"Haben wir einen Arzt an Bord?"

Auswertung medizinischer Notfälle in Flugzeugen

von Andreas Rehnolt

Foto © y-ray-andi / Pixelio
"Haben wir einen Arzt an Bord?"
 
Ruhruniversität Bochum wertete über 10.000 medizinische Notfälle in Flugzeugen aus - Die allermeisten Airlines haben keine Daten darüber gesammelt
 
Bochum - Die häufigsten medizinischen Zwischenfälle im Flugzeug sind Ohnmachtsanfälle, gefolgt von Magendarmbeschwerden. Das ist das Ergebnis einer Auswertung von 10.189 medizinischen Notfällen an Bord von Maschinen zweier europäischer Airlines, die ein Team unter Leitung von Michael Sand von der Medizinischen Fakultät der Hochschule zwischen 2002 und 2007 untersucht hat. An dritter Stelle standen Herzkreislaufprobleme, hieß es am Freitag in einer Mitteilung der Universität. Die Wissenschaftler empfehlen den Fluggesellschaften deshalb Defibrillatoren an Bord zu haben.
 
Medizinische Zwischenfälle an Bord von Flugzeugen sind nach der Studie selten, können aber durchaus ernste Auswirkungen haben. Nicht zuletzt bedeuteten sie erheblichen Stress für die Flugbegleiter und andere Passagiere. Die Forscher zählten bei ihrer Datenauswertung in dem genannten Zeitraum genau 5.307 Ohnmachtsanfälle, 926 Fälle von Verdauungsbeschwerden und 509 Herzanfälle.
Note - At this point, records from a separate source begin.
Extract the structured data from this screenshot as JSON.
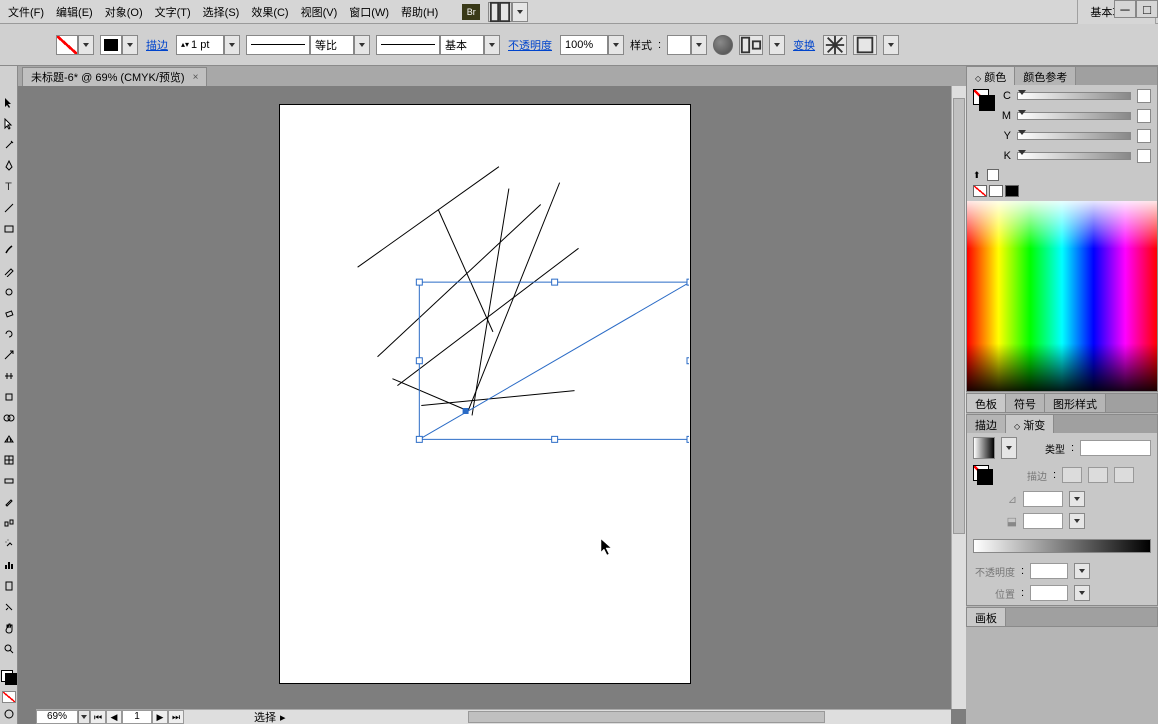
{
  "menu": [
    "文件(F)",
    "编辑(E)",
    "对象(O)",
    "文字(T)",
    "选择(S)",
    "效果(C)",
    "视图(V)",
    "窗口(W)",
    "帮助(H)"
  ],
  "workspace": "基本功能",
  "options": {
    "stroke_label": "描边",
    "stroke_value": "1 pt",
    "ratio_label": "等比",
    "profile_label": "基本",
    "opacity_label": "不透明度",
    "opacity_value": "100%",
    "style_label": "样式",
    "transform_label": "变换"
  },
  "document": {
    "tab_title": "未标题-6* @ 69% (CMYK/预览)"
  },
  "status": {
    "zoom": "69%",
    "page": "1",
    "selection_label": "选择"
  },
  "panels": {
    "color_tab": "颜色",
    "color_guide_tab": "颜色参考",
    "channels": [
      "C",
      "M",
      "Y",
      "K"
    ],
    "swatches_tab": "色板",
    "symbols_tab": "符号",
    "graphic_styles_tab": "图形样式",
    "stroke_tab": "描边",
    "gradient_tab": "渐变",
    "grad_type_label": "类型",
    "grad_stroke_label": "描边",
    "grad_opacity_label": "不透明度",
    "grad_position_label": "位置",
    "artboard_tab": "画板"
  }
}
Erkrankungen, die ein chirurgisches Eingreifen erforderlich machten, waren dagegen eher selten. Auch Thrombosen, vor denen im Zusammenhang mit Fernflugreisen oft gewarnt wird, kamen nur 47 mal vor. Allerdings treten Reisethrombosen nach Angaben der Forscher auch eher nach einem Flug auf. Die Airlines berichteten außerdem von 27 Blinddarmentzündungen und einem Fall von gastrointestinaler Blutung. Zudem kamen zwei Geburten und 52 Todesfälle während der Flüge vor.
 
Erstaunt waren die Forscher über die unzureichenden Aufzeichnungen der Fluggesellschaften. Von 32 angefragten Airlines konnten 27 nicht an der Studie teilnehmen, weil sie die notwendigen Daten nicht erhoben hatten. Die Angaben einer Gesellschaft waren ungeeignet, und zwei Airlines beteiligten sich aufgrund ihrer Firmenpolitik nicht an der Studie. Übrig blieben schließlich eine große staatliche europäische Fluggesellschaft und eine "Billig"-Airline. "Für größere Studien zum Thema medizinische Notfälle bei Flügen wäre eine standardisierte Aufzeichnung solcher Zwischenfälle notwendig", so Michael Sand. Aufgrund der dürftigen Datenlage fällt es nach seinen Angaben schwer, konkrete Empfehlungen an die Fluggesellschaften zu geben.
 
Auffällig sei aber, daß nicht alle Flugzeuge über Defibrillatoren an Bord verfügen. Angesichts der relativ hohen Zahl von Herz-Kreislauf-Notfällen sei es aber sinnvoll, solche Geräte standardmäßig dabei zu haben.